I would say that the book is very intentional, I put a lot of my heart into it. There were definitely times when maybe effort is the right word, but only really the times when I was getting a bit heady and trying to look smart, did it feel like such hard work. I’m not saying that I am not a smart person. I’m saying that’s not what I would I prioritize, it wasn’t in line with my values and that’s when it was hard.

I guess that might be something for people to notice in terms of their own values – when we are living in line with our values, it just feels different. It’s not like everything is plain sailing, but it is rich.

How does it feel knowing that people around the world have had their therapy direction or style influenced by your work?

I can’t even tell you how meaningful and humbling that is to me. In one way I’m mostly a clinician, just sitting in a room with one other person with the door closed. Most of the time, I have no idea what that person’s life is like, and to be able to get the perspective that there’s somebody across the pond who read my book, who liked my book? That’s really special.

The bigger piece is that the ripple effect is so freaking awe inspiring. I think about this when I work with individual clients as well.  If one person read the book, and had one session with an individual where they treated them from a place of possibility and values, rather than from a place of having to fix them as the problem, that person is going to go home to their partner or their kids, and maybe they’re going to raise their kid differently. Maybe that kid then is going to be a teacher and teach their students differently. I think about the ripple effect of that, and it’s kind of awe inspiring.

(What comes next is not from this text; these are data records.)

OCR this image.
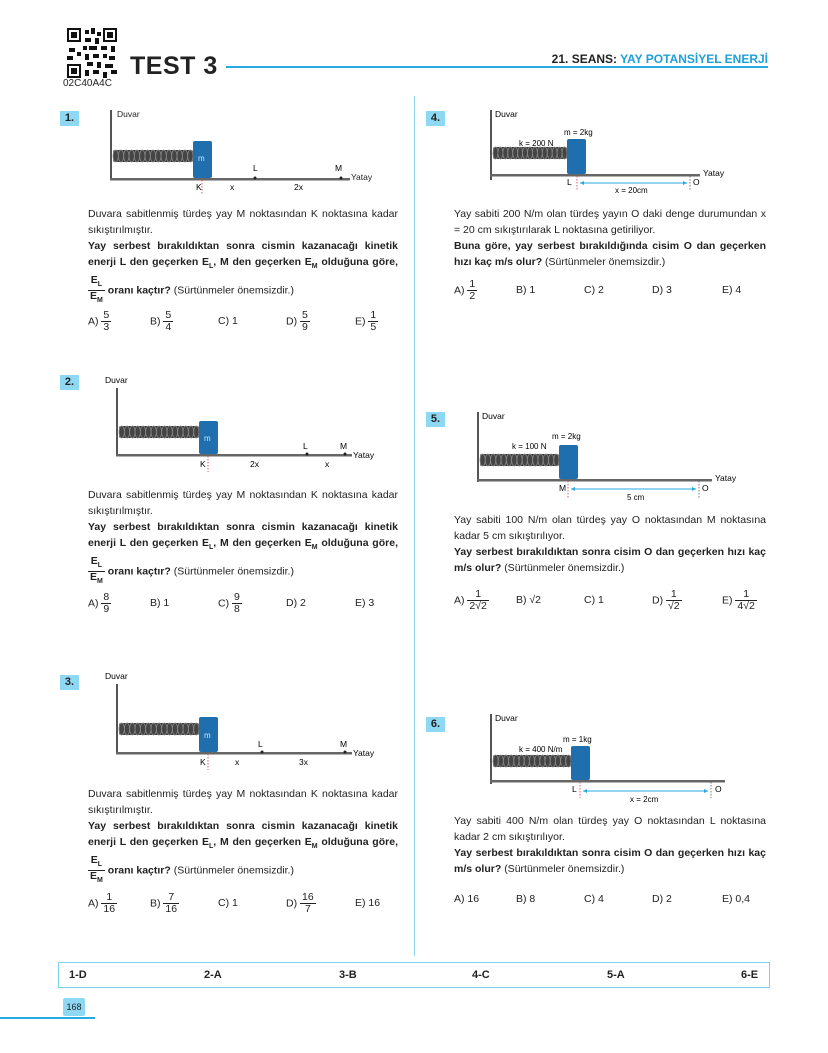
02C40A4C
TEST 3	21. SEANS: YAY POTANSİYEL ENERJİ
1.	Duvar
Yatay
m
K
L	M
x	2x
Duvara sabitlenmiş türdeş yay M noktasından K noktasına kadar sıkıştırılmıştır.
Yay serbest bırakıldıktan sonra cismin kazanacağı kinetik enerji L den geçerken $E_L$, M den geçerken $E_M$ olduğuna göre,
$\frac{E_L}{E_M}$ oranı kaçtır? (Sürtünmeler önemsizdir.)
$A) \frac{5}{3}$	$B) \frac{5}{4}$	C) 1	$D) \frac{5}{9}$	$E) \frac{1}{5}$
2.	Duvar
Yatay
m
K
L	M
2x	x
Duvara sabitlenmiş türdeş yay M noktasından K noktasına kadar sıkıştırılmıştır.
Yay serbest bırakıldıktan sonra cismin kazanacağı kinetik enerji L den geçerken $E_L$, M den geçerken $E_M$ olduğuna göre,
$\frac{E_L}{E_M}$ oranı kaçtır? (Sürtünmeler önemsizdir.)
$A) \frac{8}{9}$	B) 1	$C) \frac{9}{8}$	D) 2	E) 3
3.	Duvar
Yatay
m
K
L	M
x	3x
Duvara sabitlenmiş türdeş yay M noktasından K noktasına kadar sıkıştırılmıştır.
Yay serbest bırakıldıktan sonra cismin kazanacağı kinetik enerji L den geçerken $E_L$, M den geçerken $E_M$ olduğuna göre,
$\frac{E_L}{E_M}$ oranı kaçtır? (Sürtünmeler önemsizdir.)
$A) \frac{1}{16}$	$B) \frac{7}{16}$	C) 1	$D) \frac{16}{7}$	E) 16
4.	Duvar
Yatay
k = 200 N
m = 2kg
L	O
x = 20cm
Yay sabiti 200 N/m olan türdeş yayın O daki denge durumundan x = 20 cm sıkıştırılarak L noktasına getiriliyor.
Buna göre, yay serbest bırakıldığında cisim O dan geçerken hızı kaç m/s olur? (Sürtünmeler önemsizdir.)
$A) \frac{1}{2}$	B) 1	C) 2	D) 3	E) 4
5.	Duvar
Yatay
k = 100 N
m = 2kg
M	O
5 cm
Yay sabiti 100 N/m olan türdeş yay O noktasından M noktasına kadar 5 cm sıkıştırılıyor.
Yay serbest bırakıldıktan sonra cisim O dan geçerken hızı kaç m/s olur? (Sürtünmeler önemsizdir.)
$A) \frac{1}{2√2}$	B) √2	C) 1	$D) \frac{1}{√2}$	$E) \frac{1}{4√2}$
6.	Duvar
k = 400 N/m
m = 1kg
L	O
x = 2cm
Yay sabiti 400 N/m olan türdeş yay O noktasından L noktasına kadar 2 cm sıkıştırılıyor.
Yay serbest bırakıldıktan sonra cisim O dan geçerken hızı kaç m/s olur? (Sürtünmeler önemsizdir.)
A) 16	B) 8	C) 4	D) 2	E) 0,4
1-D	2-A	3-B	4-C	5-A	6-E
168
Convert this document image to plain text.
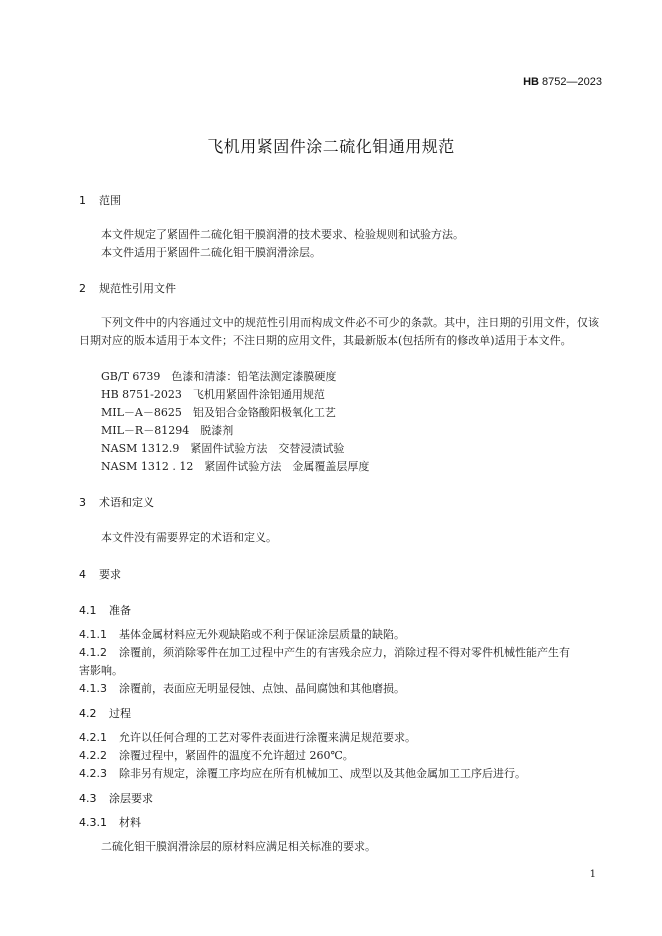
HB 8752—2023
飞机用紧固件涂二硫化钼通用规范
1 范围
本文件规定了紧固件二硫化钼干膜润滑的技术要求、检验规则和试验方法。
本文件适用于紧固件二硫化钼干膜润滑涂层。
2 规范性引用文件
下列文件中的内容通过文中的规范性引用而构成文件必不可少的条款。其中，注日期的引用文件，仅该日期对应的版本适用于本文件；不注日期的应用文件，其最新版本(包括所有的修改单)适用于本文件。
GB/T 6739　 色漆和清漆：铅笔法测定漆膜硬度
HB 8751-2023　 飞机用紧固件涂铝通用规范
MIL－A－8625　 铝及铝合金铬酸阳极氧化工艺
MIL－R－81294　 脱漆剂
NASM 1312.9　 紧固件试验方法　交替浸渍试验
NASM 1312 . 12　 紧固件试验方法　金属覆盖层厚度
3 术语和定义
本文件没有需要界定的术语和定义。
4 要求
4.1 准备
4.1.1 基体金属材料应无外观缺陷或不利于保证涂层质量的缺陷。
4.1.2 涂覆前，须消除零件在加工过程中产生的有害残余应力，消除过程不得对零件机械性能产生有
害影响。
4.1.3 涂覆前，表面应无明显侵蚀、点蚀、晶间腐蚀和其他磨损。
4.2 过程
4.2.1 允许以任何合理的工艺对零件表面进行涂覆来满足规范要求。
4.2.2 涂覆过程中，紧固件的温度不允许超过 260℃。
4.2.3 除非另有规定，涂覆工序均应在所有机械加工、成型以及其他金属加工工序后进行。
4.3 涂层要求
4.3.1 材料
二硫化钼干膜润滑涂层的原材料应满足相关标准的要求。
1
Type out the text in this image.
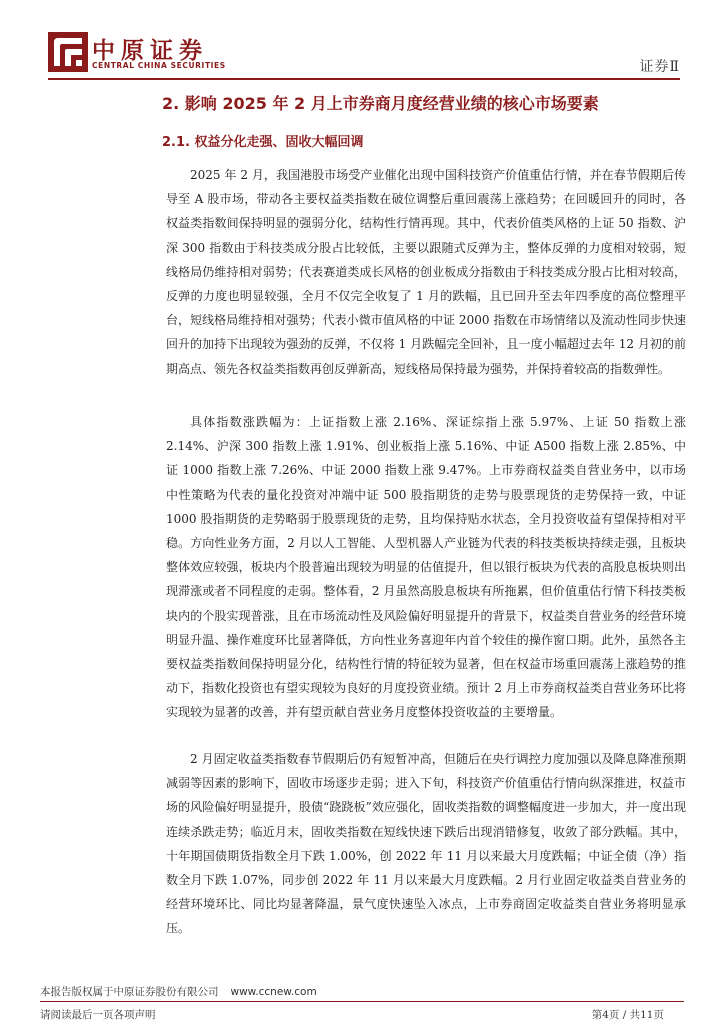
中原证券
CENTRAL CHINA SECURITIES	证券Ⅱ
2. 影响 2025 年 2 月上市券商月度经营业绩的核心市场要素
2.1. 权益分化走强、固收大幅回调

2025 年 2 月，我国港股市场受产业催化出现中国科技资产价值重估行情，并在春节假期后传导至 A 股市场，带动各主要权益类指数在破位调整后重回震荡上涨趋势；在回暖回升的同时，各权益类指数间保持明显的强弱分化，结构性行情再现。其中，代表价值类风格的上证 50 指数、沪深 300 指数由于科技类成分股占比较低，主要以跟随式反弹为主，整体反弹的力度相对较弱，短线格局仍维持相对弱势；代表赛道类成长风格的创业板成分指数由于科技类成分股占比相对较高，反弹的力度也明显较强，全月不仅完全收复了 1 月的跌幅，且已回升至去年四季度的高位整理平台，短线格局维持相对强势；代表小微市值风格的中证 2000 指数在市场情绪以及流动性同步快速回升的加持下出现较为强劲的反弹，不仅将 1 月跌幅完全回补，且一度小幅超过去年 12 月初的前期高点、领先各权益类指数再创反弹新高，短线格局保持最为强势，并保持着较高的指数弹性。

具体指数涨跌幅为：上证指数上涨 2.16%、深证综指上涨 5.97%、上证 50 指数上涨 2.14%、沪深 300 指数上涨 1.91%、创业板指上涨 5.16%、中证 A500 指数上涨 2.85%、中证 1000 指数上涨 7.26%、中证 2000 指数上涨 9.47%。上市券商权益类自营业务中，以市场中性策略为代表的量化投资对冲端中证 500 股指期货的走势与股票现货的走势保持一致，中证 1000 股指期货的走势略弱于股票现货的走势，且均保持贴水状态，全月投资收益有望保持相对平稳。方向性业务方面，2 月以人工智能、人型机器人产业链为代表的科技类板块持续走强，且板块整体效应较强，板块内个股普遍出现较为明显的估值提升，但以银行板块为代表的高股息板块则出现滞涨或者不同程度的走弱。整体看，2 月虽然高股息板块有所拖累，但价值重估行情下科技类板块内的个股实现普涨，且在市场流动性及风险偏好明显提升的背景下，权益类自营业务的经营环境明显升温、操作难度环比显著降低，方向性业务喜迎年内首个较佳的操作窗口期。此外，虽然各主要权益类指数间保持明显分化，结构性行情的特征较为显著，但在权益市场重回震荡上涨趋势的推动下，指数化投资也有望实现较为良好的月度投资业绩。预计 2 月上市券商权益类自营业务环比将实现较为显著的改善，并有望贡献自营业务月度整体投资收益的主要增量。

2 月固定收益类指数春节假期后仍有短暂冲高，但随后在央行调控力度加强以及降息降准预期减弱等因素的影响下，固收市场逐步走弱；进入下旬，科技资产价值重估行情向纵深推进，权益市场的风险偏好明显提升，股债“跷跷板”效应强化，固收类指数的调整幅度进一步加大，并一度出现连续杀跌走势；临近月末，固收类指数在短线快速下跌后出现消错修复，收敛了部分跌幅。其中，十年期国债期货指数全月下跌 1.00%，创 2022 年 11 月以来最大月度跌幅；中证全债（净）指数全月下跌 1.07%，同步创 2022 年 11 月以来最大月度跌幅。2 月行业固定收益类自营业务的经营环境环比、同比均显著降温，景气度快速坠入冰点，上市券商固定收益类自营业务将明显承压。

本报告版权属于中原证券股份有限公司 www.ccnew.com
请阅读最后一页各项声明	第4页 / 共11页
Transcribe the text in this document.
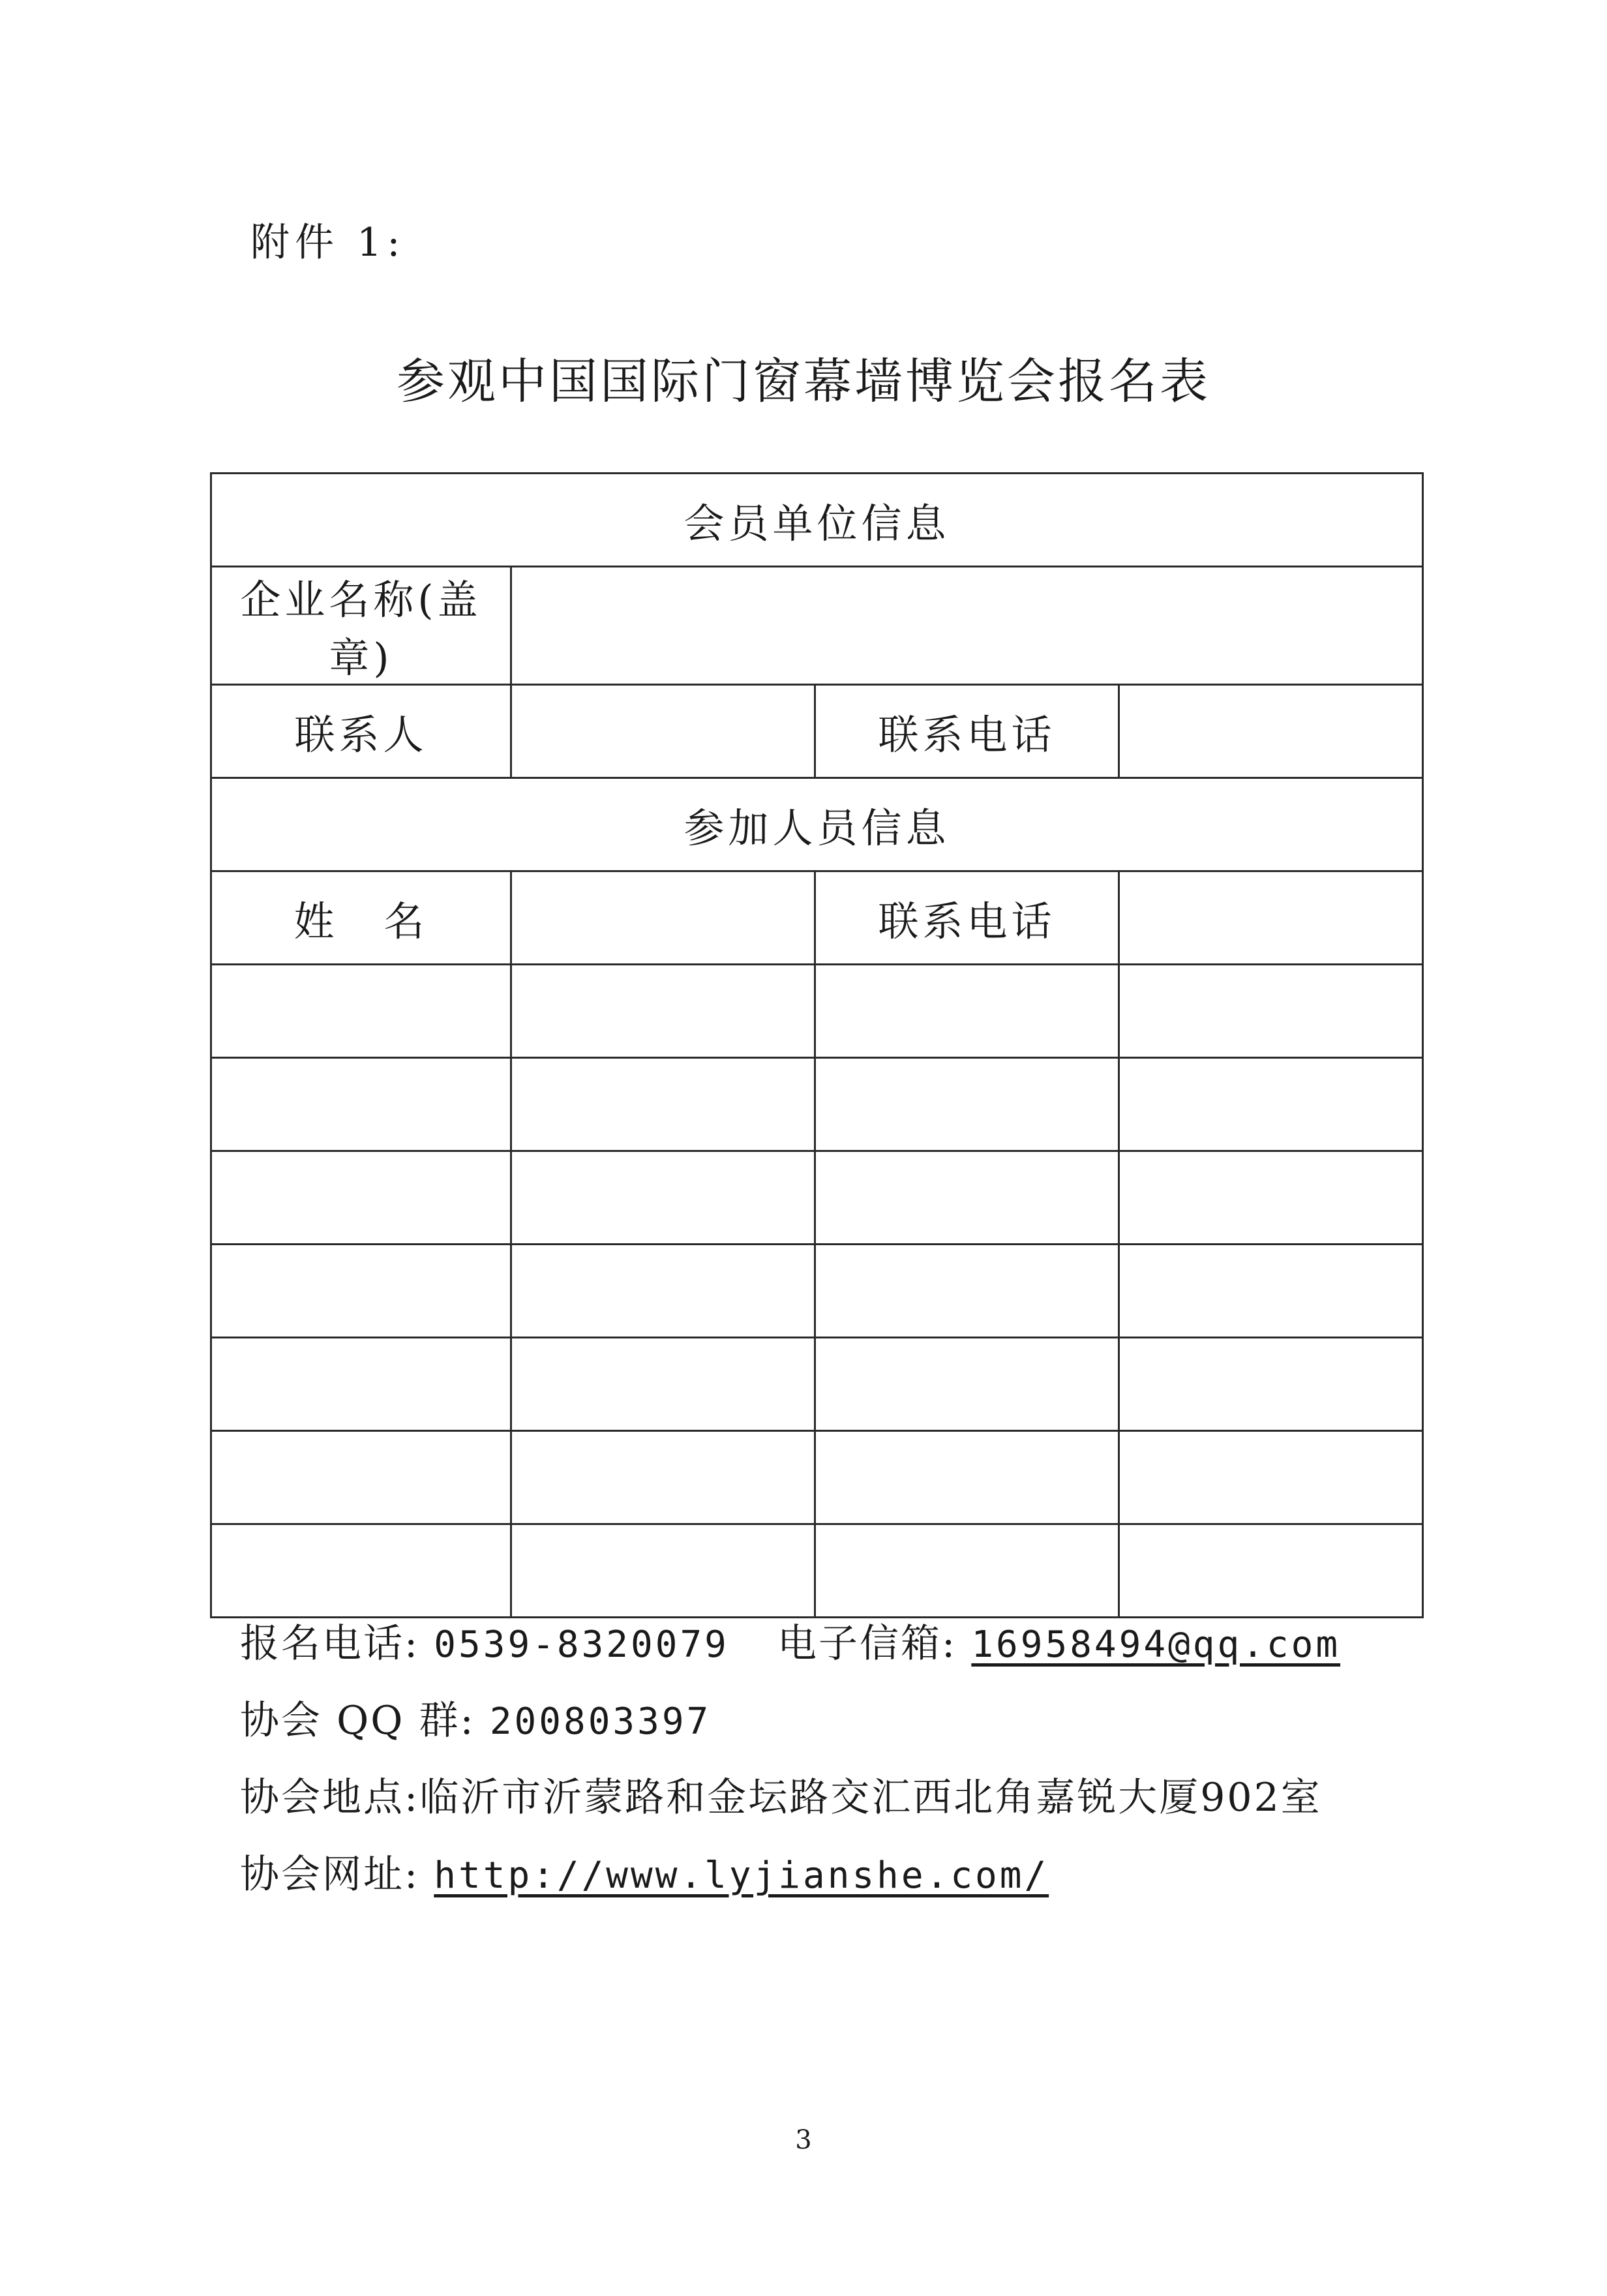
附件 1:
参观中国国际门窗幕墙博览会报名表
会员单位信息			
企业名称(盖章)			
联系人		联系电话	
参加人员信息			
姓 名		联系电话	

报名电话: 0539-8320079 电子信箱: 16958494@qq.com
协会 QQ 群: 200803397
协会地点:临沂市沂蒙路和金坛路交汇西北角嘉锐大厦902室
协会网址: http://www.lyjianshe.com/
3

That’s why I fought really hard for the cover of our book. I had other titles I wanted, but I understand marketing-wise why it actually has to describe what it is, so I agreed to give them the title, but I insisted on choosing the cover. It’s a picture of an amazing, star filled sky, filled with endless possibility. It’s about living a life where you have moments where you sort of open up and think WOW – there are people in the UK or the world that like reading what I wrote. Then they’re going out, and maybe impacting other people’s lives, and then those people are impacting other people’s lives and it’s freaking amazing. It feels a little bit like standing under the dark sky reserve looking up at all the stars.

LeJeune, J., & Luoma, J. B. (2019). Values in Therapy: A Clinician’s Guide to Helping Clients Explore Values, Increase Psychological Flexibility, and Live a More Meaningful Life. New Harbinger Publications.
LeJeune, J.T., & Luoma, J.B. (2015). The Integrated Scientist-Practitioner: A New Model for Combining Research and Clinical Practice in Fee-For-Service Settings. Professional Psychology Research & Practice, 46(6), 421-428.